AVSI: The Aerospace Vehicle Systems Institute (AVSI) is a consortium comprising aerospace companies—including Boeing, Lockheed Martin, Rockwell Collins, and others—the Department of Defense, and the Federal Aviation Administration. AVSI works to improve the integration of complex subsystems in aircraft.
“The AVSI project Systems Architecture Virtual Integration (SAVI) focuses on establishing a new way of specifying and integrating increasingly complex aerospace systems. This would reduce the cost and schedule of new airplane development while improving quality, safety, and performance,” says Jörgen Hansson of the SEI. Traditionally, subcontractors responsible for a part of the system would independently develop code or pieces of the system. When the pieces are brought together, the system has already gone far into development, but when you try to integrate all the pieces from the different subcontractors, the integration problems appear.

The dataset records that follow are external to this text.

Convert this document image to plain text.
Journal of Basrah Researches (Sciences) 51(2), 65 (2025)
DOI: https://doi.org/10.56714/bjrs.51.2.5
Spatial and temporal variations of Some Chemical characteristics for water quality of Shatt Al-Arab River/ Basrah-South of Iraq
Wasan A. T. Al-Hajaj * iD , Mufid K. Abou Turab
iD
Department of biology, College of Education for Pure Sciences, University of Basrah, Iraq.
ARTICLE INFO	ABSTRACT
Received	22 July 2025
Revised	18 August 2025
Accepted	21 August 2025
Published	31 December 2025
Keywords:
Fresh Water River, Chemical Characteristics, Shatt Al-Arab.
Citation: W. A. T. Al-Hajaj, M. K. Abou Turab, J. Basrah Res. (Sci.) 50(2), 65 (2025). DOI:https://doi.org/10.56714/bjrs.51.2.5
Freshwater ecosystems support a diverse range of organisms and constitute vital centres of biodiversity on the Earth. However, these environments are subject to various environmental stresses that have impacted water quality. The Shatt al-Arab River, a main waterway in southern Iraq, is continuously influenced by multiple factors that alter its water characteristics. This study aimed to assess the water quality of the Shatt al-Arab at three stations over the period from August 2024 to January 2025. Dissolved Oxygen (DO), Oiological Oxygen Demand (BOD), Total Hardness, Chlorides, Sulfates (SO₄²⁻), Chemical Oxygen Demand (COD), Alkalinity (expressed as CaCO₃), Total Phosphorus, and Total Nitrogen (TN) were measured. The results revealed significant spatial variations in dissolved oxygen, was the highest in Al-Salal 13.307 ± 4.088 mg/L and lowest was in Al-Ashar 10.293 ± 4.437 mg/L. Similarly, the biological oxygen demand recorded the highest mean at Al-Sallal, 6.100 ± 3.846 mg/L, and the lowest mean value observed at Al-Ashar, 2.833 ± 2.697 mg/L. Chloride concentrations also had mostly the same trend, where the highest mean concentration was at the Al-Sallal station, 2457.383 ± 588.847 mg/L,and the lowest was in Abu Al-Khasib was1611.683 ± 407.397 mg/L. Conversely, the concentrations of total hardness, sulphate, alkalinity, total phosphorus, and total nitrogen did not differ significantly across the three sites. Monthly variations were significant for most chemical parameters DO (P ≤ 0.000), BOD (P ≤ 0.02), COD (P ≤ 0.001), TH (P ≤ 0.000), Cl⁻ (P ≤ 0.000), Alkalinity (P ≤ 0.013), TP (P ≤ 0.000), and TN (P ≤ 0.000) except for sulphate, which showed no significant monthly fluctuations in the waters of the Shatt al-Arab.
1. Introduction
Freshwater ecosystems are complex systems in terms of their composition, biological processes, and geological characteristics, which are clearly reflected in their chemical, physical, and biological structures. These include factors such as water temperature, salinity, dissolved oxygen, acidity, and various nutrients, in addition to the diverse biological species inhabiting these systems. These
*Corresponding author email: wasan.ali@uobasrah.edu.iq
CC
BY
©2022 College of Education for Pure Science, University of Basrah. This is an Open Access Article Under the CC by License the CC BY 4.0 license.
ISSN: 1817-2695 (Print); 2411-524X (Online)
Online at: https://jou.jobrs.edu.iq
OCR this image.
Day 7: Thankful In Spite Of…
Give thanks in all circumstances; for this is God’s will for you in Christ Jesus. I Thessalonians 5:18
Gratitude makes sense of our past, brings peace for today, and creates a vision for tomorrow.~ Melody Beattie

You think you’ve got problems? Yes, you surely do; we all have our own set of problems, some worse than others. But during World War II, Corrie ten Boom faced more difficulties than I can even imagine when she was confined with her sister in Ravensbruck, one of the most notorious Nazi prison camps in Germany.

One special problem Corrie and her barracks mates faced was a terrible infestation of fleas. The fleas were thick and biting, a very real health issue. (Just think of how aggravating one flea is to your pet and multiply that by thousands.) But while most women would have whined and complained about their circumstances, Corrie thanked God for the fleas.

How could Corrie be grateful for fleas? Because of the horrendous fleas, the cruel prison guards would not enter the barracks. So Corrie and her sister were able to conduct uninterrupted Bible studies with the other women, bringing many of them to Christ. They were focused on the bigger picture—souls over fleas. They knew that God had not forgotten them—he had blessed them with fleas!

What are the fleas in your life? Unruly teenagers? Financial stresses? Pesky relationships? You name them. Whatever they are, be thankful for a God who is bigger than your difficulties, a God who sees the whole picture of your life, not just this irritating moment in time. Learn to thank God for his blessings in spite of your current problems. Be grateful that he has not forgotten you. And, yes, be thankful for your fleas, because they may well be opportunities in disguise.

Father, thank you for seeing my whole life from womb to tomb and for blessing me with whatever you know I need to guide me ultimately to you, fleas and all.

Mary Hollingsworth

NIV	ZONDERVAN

“So the question they are asking,” says Hansson, “is whether there is a way to conduct integration earlier using a model-based approach before the system is being built.” This is where AADL comes in. Using AADL, individual subcontractors can model their pieces of the system with large amounts of implementation detail. “Now I can take that model together with everyone else’s models and integrate them and make sure I get the system behavior I want for areas I determine to be critical,” says Hansson.
This process will allow AVSI to capture many integration faults as early in the development process as possible. The cost of fixing a fault escalates dramatically the later it is uncovered in the development process.
Studies have shown that 60 percent to 75 percent of all system defects are introduced in the system-lifecycle development phases preceding the code development— requirements engineering, system architecture design, and component designs. Yet only a small fraction of these defects, about 3 percent to 8 percent, are detected before code development and system realization; the majority of defects are detected at the time of system integration or later phases.
Costs of correcting defects in the system-integration phase or after the system has been deployed into operation are 15 to 30 times, and 30 to 110 times higher, respectively, compared to the cost of removing the defects early.
Correcting late-detected defects incurs significant costs. For example, the costs of correcting defects in the system-integration phase or after the system has been deployed into operation, are 15 to 30 times, and 30 to 110 times higher respectively compared to the cost of the removing the defects early—in the phase in which they were introduced.
“The goal,” says Hansson, “is to do more up-front modeling of the system to mitigate risks and integration problems, save money and time, and possibly allow construction of even larger, more complex systems with this technique.”